Den was able to get the inside track on Glenn's life thanks to the time he spent working with Herb, Glenn's brother.

"I don't want to sound mad," he says, "but I am of Romany stock and I felt like I pulled Glenn up out of the ether. I heard his voice and his speech patterns in my head while I was writing .

"And I was able to write scenes as they actually did happen because I knew Herb."

Aside from the personal story and the tragedy of Glenn's mysterious death, his music will of course be the main attraction to Bugle Boy audiences.

As well as being sublimely beautiful, numbers like Moonlight Serenade, String Of Pearls, In The Mood and Tuxedo Junction rear up, in my mind, like great feats of engineering. Hearing the intricacies and the careful workings of a Miller tune is like standing in front of a Brunel bridge — awe-inspiring.

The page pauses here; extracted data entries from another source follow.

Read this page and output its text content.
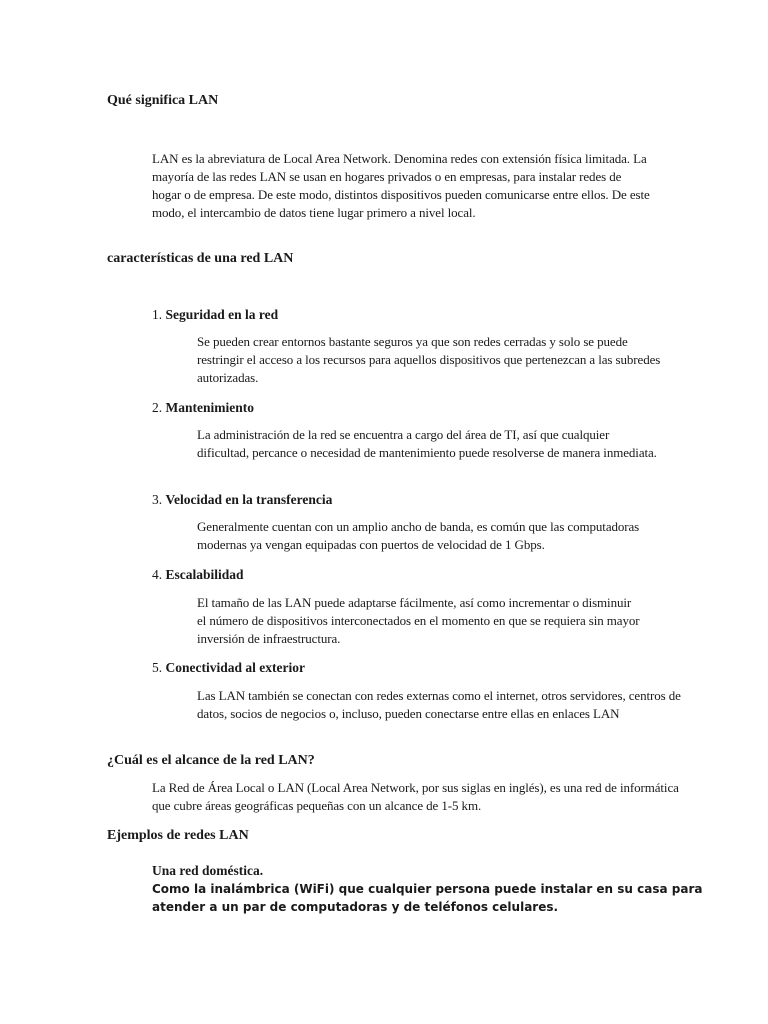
Qué significa LAN

LAN es la abreviatura de Local Area Network. Denomina redes con extensión física limitada. La mayoría de las redes LAN se usan en hogares privados o en empresas, para instalar redes de hogar o de empresa. De este modo, distintos dispositivos pueden comunicarse entre ellos. De este modo, el intercambio de datos tiene lugar primero a nivel local.

características de una red LAN

1. Seguridad en la red

Se pueden crear entornos bastante seguros ya que son redes cerradas y solo se puede restringir el acceso a los recursos para aquellos dispositivos que pertenezcan a las subredes autorizadas.

2. Mantenimiento

La administración de la red se encuentra a cargo del área de TI, así que cualquier dificultad, percance o necesidad de mantenimiento puede resolverse de manera inmediata.

3. Velocidad en la transferencia

Generalmente cuentan con un amplio ancho de banda, es común que las computadoras modernas ya vengan equipadas con puertos de velocidad de 1 Gbps.

4. Escalabilidad

El tamaño de las LAN puede adaptarse fácilmente, así como incrementar o disminuir el número de dispositivos interconectados en el momento en que se requiera sin mayor inversión de infraestructura.

5. Conectividad al exterior

Las LAN también se conectan con redes externas como el internet, otros servidores, centros de datos, socios de negocios o, incluso, pueden conectarse entre ellas en enlaces LAN

¿Cuál es el alcance de la red LAN?

La Red de Área Local o LAN (Local Area Network, por sus siglas en inglés), es una red de informática que cubre áreas geográficas pequeñas con un alcance de 1-5 km.

Ejemplos de redes LAN

Una red doméstica.

Como la inalámbrica (WiFi) que cualquier persona puede instalar en su casa para atender a un par de computadoras y de teléfonos celulares.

But despite hitting upon the swoony sound that pulled couples like magnets to the dance floor, Glenn's legacy didn't benefit his family much.

"Glenn's family were as poor as church mice," says Den.

"After spending years searching for that sound, it led to four years of great success and hits, which he did get paid for, but when he died the family didn't earn a penny from the tunes, because Glenn didn't write or arrange them.

"He was in a way a Richard Branson figure. He has great, ambitious ideas and he had the drive to make them work, but he wasn't the man with the technical abilities to carry them out. He took on the best people to do that."

And just as he was crowned king of the dance halls Glenn was reported missing over the English Channel, presumed dead.

Den's contact with the family leads him to believe Glenn was involved in secret war work and that the authorities were always aware of exactly how he died.

He believes too that Glenn's body was buried in the family plot some years after his death.

"But it is upsetting that Helen, his widow, wasn't told what happened to him at the time," says Den.

"For years she was expecting him to walk through the door.

"Consequently she was never able to grieve properly. That must have been terrible."